Preliminary Findings on the Use of Osteopathic Manipulative Treatment: Outcomes During the Formation of the Practice-Based Research Network

Brian F. Degenhardt, DO; Jane C. Johnson, MA; Shanin R. Gross, DO; Celia Hagan, BSN; Gregg Lund, DO; and William J. Curry, MD, MS
Notes and Affiliations
Notes and Affiliations

Received: March 13, 2013

Accepted: October 20, 2013

Published: March 1, 2014

J Osteopath Med; 114(3): 154-170

Context: Context: Few studies have assessed the use of osteopathic manipulative treatment (OMT) and subsequent patient-reported outcomes.

Objectives: To assess the current use of OMT and associated patient-reported outcomes.

Methods: A retrospective medical record review and a prospective observational study was conducted in two university-based sites and their clinics associated with the practice-based research network DO-Touch.NET. Participants were patients aged 18 years or older who received OMT. Medical records from 2007 were retrospectively reviewed to identify conditions being managed with OMT. From 2008 to 2010, patients were recruited before seeing their physicians. Questionnaires were distributed to patients and physicians, and information including demographics, chief complaints, symptom severity, current and past treatments, interference of symptoms with quality of life, physical examination findings, diagnoses, OMT performed, and immediate patient response to OMT was collected. A subset of patients provided data on symptom severity and frequency and other treatments daily for the 7 days after OMT. On day 7, symptom interference with quality of life was reassessed.

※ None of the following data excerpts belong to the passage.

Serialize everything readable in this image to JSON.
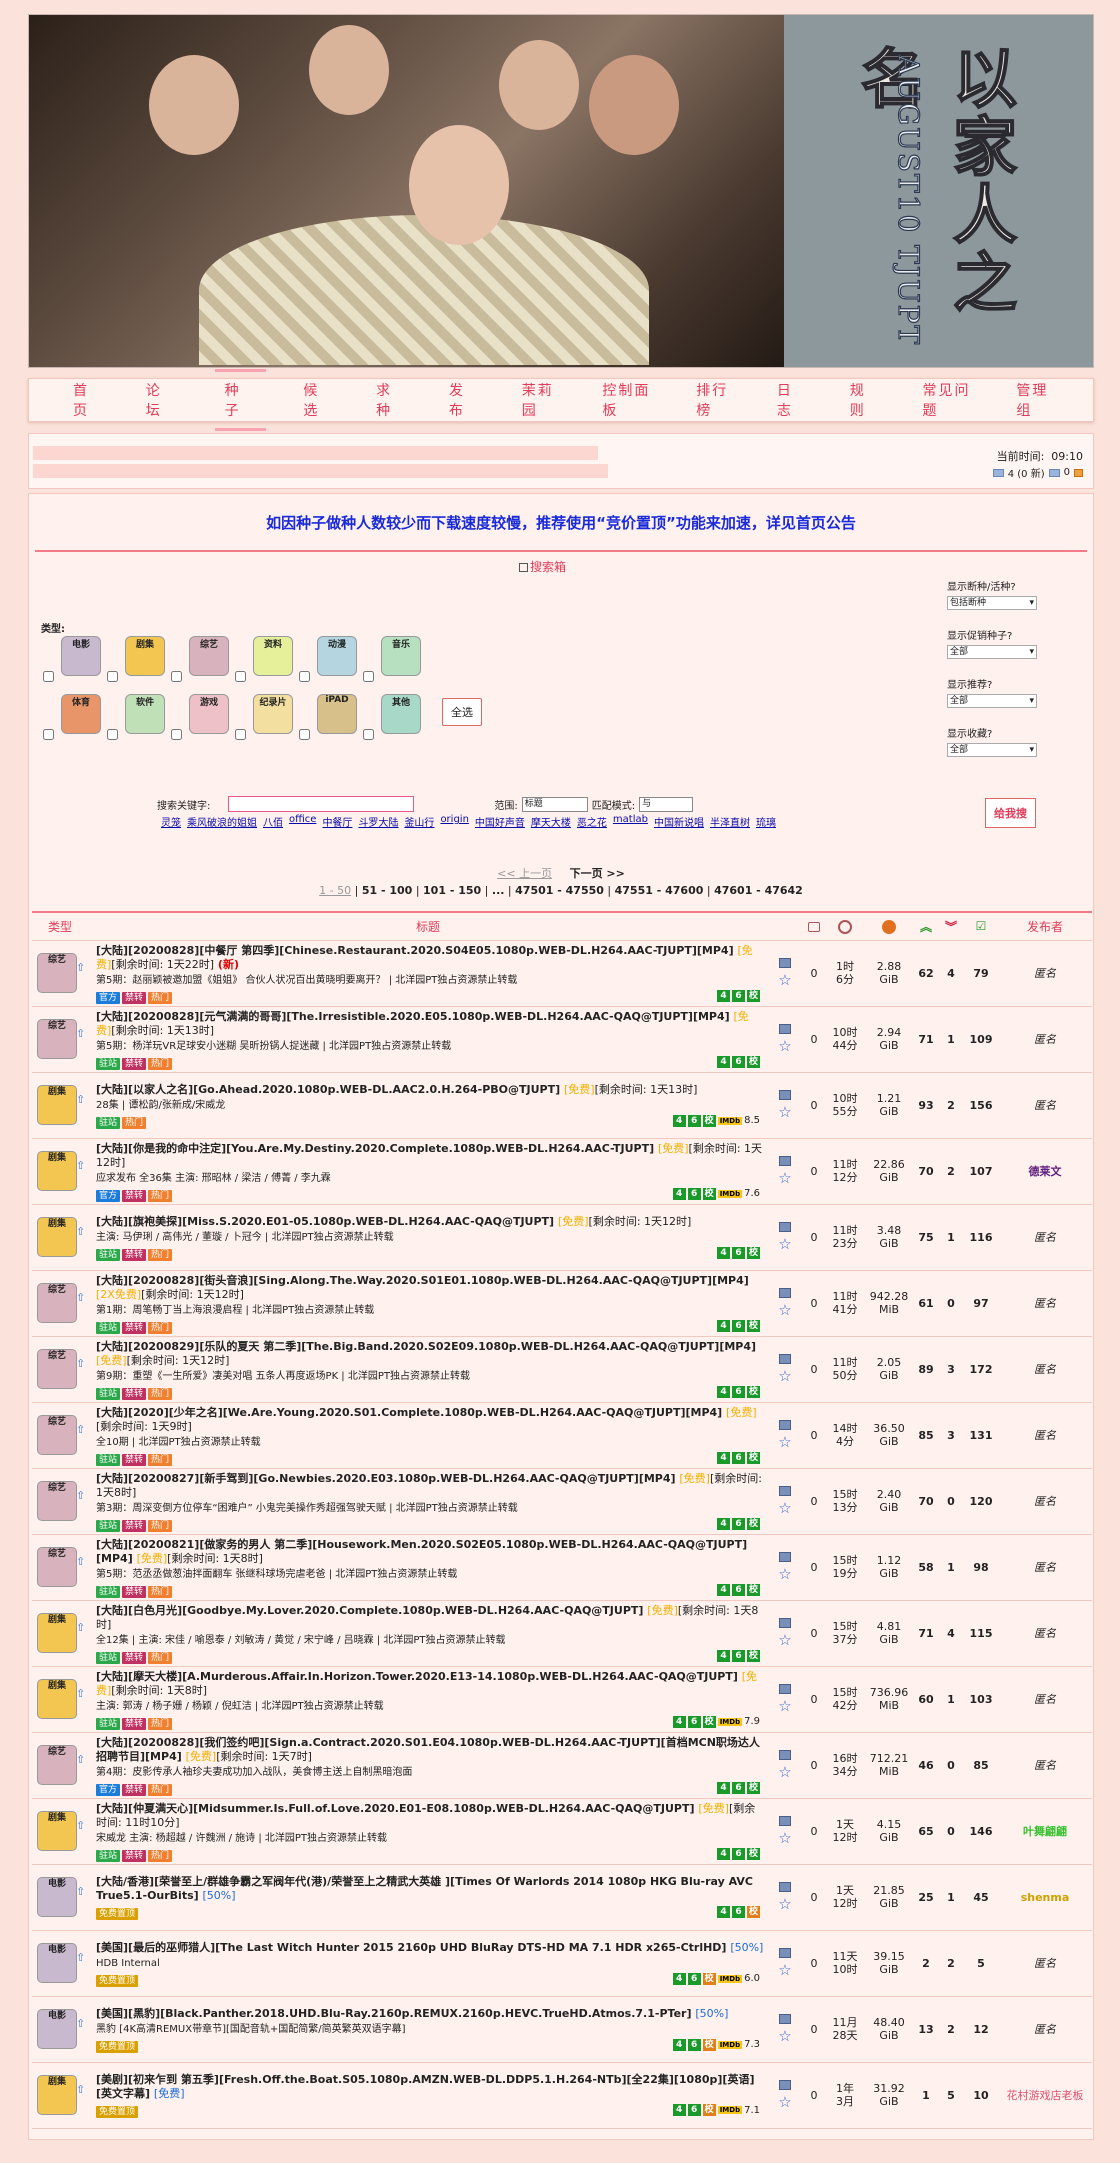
{
  "banner": {
    "title_cn": "以家人之名",
    "title_en": "AUGUST10 TJUPT"
  },
  "nav": [
    "首 页",
    "论 坛",
    "种 子",
    "候 选",
    "求 种",
    "发 布",
    "茉莉园",
    "控制面板",
    "排行榜",
    "日 志",
    "规 则",
    "常见问题",
    "管理组"
  ],
  "status": {
    "time_label": "当前时间:",
    "time": "09:10",
    "messages": "4 (0 新)",
    "inbox": "0"
  },
  "notice": "如因种子做种人数较少而下载速度较慢，推荐使用“竞价置顶”功能来加速，详见首页公告",
  "search": {
    "title": "搜索箱",
    "type_label": "类型:",
    "categories": [
      "电影",
      "剧集",
      "综艺",
      "资料",
      "动漫",
      "音乐",
      "体育",
      "软件",
      "游戏",
      "纪录片",
      "iPAD",
      "其他"
    ],
    "select_all": "全选",
    "filters": [
      {
        "label": "显示断种/活种?",
        "value": "包括断种"
      },
      {
        "label": "显示促销种子?",
        "value": "全部"
      },
      {
        "label": "显示推荐?",
        "value": "全部"
      },
      {
        "label": "显示收藏?",
        "value": "全部"
      }
    ],
    "keyword_label": "搜索关键字:",
    "scope_label": "范围:",
    "scope_value": "标题",
    "match_label": "匹配模式:",
    "match_value": "与",
    "go": "给我搜",
    "hot": [
      "灵笼",
      "乘风破浪的姐姐",
      "八佰",
      "office",
      "中餐厅",
      "斗罗大陆",
      "釜山行",
      "origin",
      "中国好声音",
      "摩天大楼",
      "恶之花",
      "matlab",
      "中国新说唱",
      "半泽直树",
      "琉璃"
    ]
  },
  "pager": {
    "prev": "<< 上一页",
    "next": "下一页 >>",
    "pages": [
      "1 - 50",
      "51 - 100",
      "101 - 150",
      "...",
      "47501 - 47550",
      "47551 - 47600",
      "47601 - 47642"
    ]
  },
  "table": {
    "headers": [
      "类型",
      "标题",
      "",
      "",
      "",
      "",
      "",
      "",
      "发布者"
    ],
    "rows": [
      {
        "cat": "综艺",
        "name": "[大陆][20200828][中餐厅 第四季][Chinese.Restaurant.2020.S04E05.1080p.WEB-DL.H264.AAC-TJUPT][MP4]",
        "free": "[免费]",
        "rem": "[剩余时间: 1天22时]",
        "new": "(新)",
        "sub": "第5期：赵丽颖被邀加盟《姐姐》 合伙人状况百出黄晓明要离开？ | 北洋园PT独占资源禁止转载",
        "tags": [
          "官方",
          "禁转",
          "热门"
        ],
        "comments": "0",
        "ttl": "1时\n6分",
        "size": "2.88\nGiB",
        "seed": "62",
        "leech": "4",
        "done": "79",
        "uploader": "匿名",
        "imdb": ""
      },
      {
        "cat": "综艺",
        "name": "[大陆][20200828][元气满满的哥哥][The.Irresistible.2020.E05.1080p.WEB-DL.H264.AAC-QAQ@TJUPT][MP4]",
        "free": "[免费]",
        "rem": "[剩余时间: 1天13时]",
        "new": "",
        "sub": "第5期：杨洋玩VR足球安小迷糊 吴昕扮锅人捉迷藏 | 北洋园PT独占资源禁止转载",
        "tags": [
          "驻站",
          "禁转",
          "热门"
        ],
        "comments": "0",
        "ttl": "10时\n44分",
        "size": "2.94\nGiB",
        "seed": "71",
        "leech": "1",
        "done": "109",
        "uploader": "匿名",
        "imdb": ""
      },
      {
        "cat": "剧集",
        "name": "[大陆][以家人之名][Go.Ahead.2020.1080p.WEB-DL.AAC2.0.H.264-PBO@TJUPT]",
        "free": "[免费]",
        "rem": "[剩余时间: 1天13时]",
        "new": "",
        "sub": "28集 | 谭松韵/张新成/宋威龙",
        "tags": [
          "驻站",
          "热门"
        ],
        "comments": "0",
        "ttl": "10时\n55分",
        "size": "1.21\nGiB",
        "seed": "93",
        "leech": "2",
        "done": "156",
        "uploader": "匿名",
        "imdb": "8.5"
      },
      {
        "cat": "剧集",
        "name": "[大陆][你是我的命中注定][You.Are.My.Destiny.2020.Complete.1080p.WEB-DL.H264.AAC-TJUPT]",
        "free": "[免费]",
        "rem": "[剩余时间: 1天12时]",
        "new": "",
        "sub": "应求发布 全36集 主演: 邢昭林 / 梁洁 / 傅菁 / 李九霖",
        "tags": [
          "官方",
          "禁转",
          "热门"
        ],
        "comments": "0",
        "ttl": "11时\n12分",
        "size": "22.86\nGiB",
        "seed": "70",
        "leech": "2",
        "done": "107",
        "uploader": "德莱文",
        "imdb": "7.6"
      },
      {
        "cat": "剧集",
        "name": "[大陆][旗袍美探][Miss.S.2020.E01-05.1080p.WEB-DL.H264.AAC-QAQ@TJUPT]",
        "free": "[免费]",
        "rem": "[剩余时间: 1天12时]",
        "new": "",
        "sub": "主演: 马伊琍 / 高伟光 / 董璇 / 卜冠今 | 北洋园PT独占资源禁止转载",
        "tags": [
          "驻站",
          "禁转",
          "热门"
        ],
        "comments": "0",
        "ttl": "11时\n23分",
        "size": "3.48\nGiB",
        "seed": "75",
        "leech": "1",
        "done": "116",
        "uploader": "匿名",
        "imdb": ""
      },
      {
        "cat": "综艺",
        "name": "[大陆][20200828][街头音浪][Sing.Along.The.Way.2020.S01E01.1080p.WEB-DL.H264.AAC-QAQ@TJUPT][MP4]",
        "free": "[2X免费]",
        "rem": "[剩余时间: 1天12时]",
        "new": "",
        "sub": "第1期：周笔畅丁当上海浪漫启程 | 北洋园PT独占资源禁止转载",
        "tags": [
          "驻站",
          "禁转",
          "热门"
        ],
        "comments": "0",
        "ttl": "11时\n41分",
        "size": "942.28\nMiB",
        "seed": "61",
        "leech": "0",
        "done": "97",
        "uploader": "匿名",
        "imdb": ""
      },
      {
        "cat": "综艺",
        "name": "[大陆][20200829][乐队的夏天 第二季][The.Big.Band.2020.S02E09.1080p.WEB-DL.H264.AAC-QAQ@TJUPT][MP4]",
        "free": "[免费]",
        "rem": "[剩余时间: 1天12时]",
        "new": "",
        "sub": "第9期：重塑《一生所爱》凄美对唱 五条人再度返场PK | 北洋园PT独占资源禁止转载",
        "tags": [
          "驻站",
          "禁转",
          "热门"
        ],
        "comments": "0",
        "ttl": "11时\n50分",
        "size": "2.05\nGiB",
        "seed": "89",
        "leech": "3",
        "done": "172",
        "uploader": "匿名",
        "imdb": ""
      },
      {
        "cat": "综艺",
        "name": "[大陆][2020][少年之名][We.Are.Young.2020.S01.Complete.1080p.WEB-DL.H264.AAC-QAQ@TJUPT][MP4]",
        "free": "[免费]",
        "rem": "[剩余时间: 1天9时]",
        "new": "",
        "sub": "全10期 | 北洋园PT独占资源禁止转载",
        "tags": [
          "驻站",
          "禁转",
          "热门"
        ],
        "comments": "0",
        "ttl": "14时\n4分",
        "size": "36.50\nGiB",
        "seed": "85",
        "leech": "3",
        "done": "131",
        "uploader": "匿名",
        "imdb": ""
      },
      {
        "cat": "综艺",
        "name": "[大陆][20200827][新手驾到][Go.Newbies.2020.E03.1080p.WEB-DL.H264.AAC-QAQ@TJUPT][MP4]",
        "free": "[免费]",
        "rem": "[剩余时间: 1天8时]",
        "new": "",
        "sub": "第3期：周深变倒方位停车“困难户” 小鬼完美操作秀超强驾驶天赋 | 北洋园PT独占资源禁止转载",
        "tags": [
          "驻站",
          "禁转",
          "热门"
        ],
        "comments": "0",
        "ttl": "15时\n13分",
        "size": "2.40\nGiB",
        "seed": "70",
        "leech": "0",
        "done": "120",
        "uploader": "匿名",
        "imdb": ""
      },
      {
        "cat": "综艺",
        "name": "[大陆][20200821][做家务的男人 第二季][Housework.Men.2020.S02E05.1080p.WEB-DL.H264.AAC-QAQ@TJUPT][MP4]",
        "free": "[免费]",
        "rem": "[剩余时间: 1天8时]",
        "new": "",
        "sub": "第5期：范丞丞做葱油拌面翻车 张继科球场完虐老爸 | 北洋园PT独占资源禁止转载",
        "tags": [
          "驻站",
          "禁转",
          "热门"
        ],
        "comments": "0",
        "ttl": "15时\n19分",
        "size": "1.12\nGiB",
        "seed": "58",
        "leech": "1",
        "done": "98",
        "uploader": "匿名",
        "imdb": ""
      },
      {
        "cat": "剧集",
        "name": "[大陆][白色月光][Goodbye.My.Lover.2020.Complete.1080p.WEB-DL.H264.AAC-QAQ@TJUPT]",
        "free": "[免费]",
        "rem": "[剩余时间: 1天8时]",
        "new": "",
        "sub": "全12集 | 主演: 宋佳 / 喻恩泰 / 刘敏涛 / 黄觉 / 宋宁峰 / 吕晓霖 | 北洋园PT独占资源禁止转载",
        "tags": [
          "驻站",
          "禁转",
          "热门"
        ],
        "comments": "0",
        "ttl": "15时\n37分",
        "size": "4.81\nGiB",
        "seed": "71",
        "leech": "4",
        "done": "115",
        "uploader": "匿名",
        "imdb": ""
      },
      {
        "cat": "剧集",
        "name": "[大陆][摩天大楼][A.Murderous.Affair.In.Horizon.Tower.2020.E13-14.1080p.WEB-DL.H264.AAC-QAQ@TJUPT]",
        "free": "[免费]",
        "rem": "[剩余时间: 1天8时]",
        "new": "",
        "sub": "主演: 郭涛 / 杨子姗 / 杨颖 / 倪虹洁 | 北洋园PT独占资源禁止转载",
        "tags": [
          "驻站",
          "禁转",
          "热门"
        ],
        "comments": "0",
        "ttl": "15时\n42分",
        "size": "736.96\nMiB",
        "seed": "60",
        "leech": "1",
        "done": "103",
        "uploader": "匿名",
        "imdb": "7.9"
      },
      {
        "cat": "综艺",
        "name": "[大陆][20200828][我们签约吧][Sign.a.Contract.2020.S01.E04.1080p.WEB-DL.H264.AAC-TJUPT][首档MCN职场达人招聘节目][MP4]",
        "free": "[免费]",
        "rem": "[剩余时间: 1天7时]",
        "new": "",
        "sub": "第4期：皮影传承人袖珍夫妻成功加入战队，美食博主送上自制黑暗泡面",
        "tags": [
          "官方",
          "禁转",
          "热门"
        ],
        "comments": "0",
        "ttl": "16时\n34分",
        "size": "712.21\nMiB",
        "seed": "46",
        "leech": "0",
        "done": "85",
        "uploader": "匿名",
        "imdb": ""
      },
      {
        "cat": "剧集",
        "name": "[大陆][仲夏满天心][Midsummer.Is.Full.of.Love.2020.E01-E08.1080p.WEB-DL.H264.AAC-QAQ@TJUPT]",
        "free": "[免费]",
        "rem": "[剩余时间: 11时10分]",
        "new": "",
        "sub": "宋威龙 主演: 杨超越 / 许魏洲 / 施诗 | 北洋园PT独占资源禁止转载",
        "tags": [
          "驻站",
          "禁转",
          "热门"
        ],
        "comments": "0",
        "ttl": "1天\n12时",
        "size": "4.15\nGiB",
        "seed": "65",
        "leech": "0",
        "done": "146",
        "uploader": "叶舞翩翩",
        "imdb": ""
      },
      {
        "cat": "电影",
        "name": "[大陆/香港][荣誉至上/群雄争霸之军阀年代(港)/荣誉至上之精武大英雄 ][Times Of Warlords 2014 1080p HKG Blu-ray AVC True5.1-OurBits]",
        "free": "",
        "rem": "",
        "pct": "[50%]",
        "new": "",
        "sub": "",
        "tags": [
          "免费置顶"
        ],
        "comments": "0",
        "ttl": "1天\n12时",
        "size": "21.85\nGiB",
        "seed": "25",
        "leech": "1",
        "done": "45",
        "uploader": "shenma",
        "imdb": ""
      },
      {
        "cat": "电影",
        "name": "[美国][最后的巫师猎人][The Last Witch Hunter 2015 2160p UHD BluRay DTS-HD MA 7.1 HDR x265-CtrlHD]",
        "free": "",
        "rem": "",
        "pct": "[50%]",
        "new": "",
        "sub": "HDB Internal",
        "tags": [
          "免费置顶"
        ],
        "comments": "0",
        "ttl": "11天\n10时",
        "size": "39.15\nGiB",
        "seed": "2",
        "leech": "2",
        "done": "5",
        "uploader": "匿名",
        "imdb": "6.0"
      },
      {
        "cat": "电影",
        "name": "[美国][黑豹][Black.Panther.2018.UHD.Blu-Ray.2160p.REMUX.2160p.HEVC.TrueHD.Atmos.7.1-PTer]",
        "free": "",
        "rem": "",
        "pct": "[50%]",
        "new": "",
        "sub": "黑豹 [4K高清REMUX带章节][国配音轨+国配简繁/简英繁英双语字幕]",
        "tags": [
          "免费置顶"
        ],
        "comments": "0",
        "ttl": "11月\n28天",
        "size": "48.40\nGiB",
        "seed": "13",
        "leech": "2",
        "done": "12",
        "uploader": "匿名",
        "imdb": "7.3"
      },
      {
        "cat": "剧集",
        "name": "[美剧][初来乍到 第五季][Fresh.Off.the.Boat.S05.1080p.AMZN.WEB-DL.DDP5.1.H.264-NTb][全22集][1080p][英语][英文字幕]",
        "free": "",
        "rem": "",
        "pct": "[免费]",
        "new": "",
        "sub": "",
        "tags": [
          "免费置顶"
        ],
        "comments": "0",
        "ttl": "1年\n3月",
        "size": "31.92\nGiB",
        "seed": "1",
        "leech": "5",
        "done": "10",
        "uploader": "花村游戏店老板",
        "imdb": "7.1"
      }
    ]
  }
}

Results: Retrospective data were collected from 2569 office visits, and prospective data were collected from 299 office visits (patient age range, 18-93 years). In the medical record review, 17 of the top 25 diagnoses (68%) were related to musculoskeletal conditions. In the prospective study, 18 of the top 24 medical diagnoses (75%) were related to musculoskeletal conditions. Immediately after OMT, patients at 271 of 296 office visits (92%) felt better or much better; those at 5 (<2%) felt worse. After 7 days, patients at 126 of 175 office visits (72%) felt better or much better, and those at 10 (6%) felt worse. Average and worst symptom severity decreased until post-OMT days 4 and 5, respectively, when severity leveled off. There was decreased interference of symptoms with quality of life from before OMT to 7 days after OMT in usual/general activities, sleep, mood, and relationships (all P⩽.05).

Conclusions: These preliminary results suggest that for adults, OMT is predominantly used for managing musculoskeletal pain conditions and is effective for short-term symptom relief. Continued surveillance of DO-Touch.NET member practice outcomes may help identify priorities for osteopathic research and define evidence-based standards for OMT practice and training.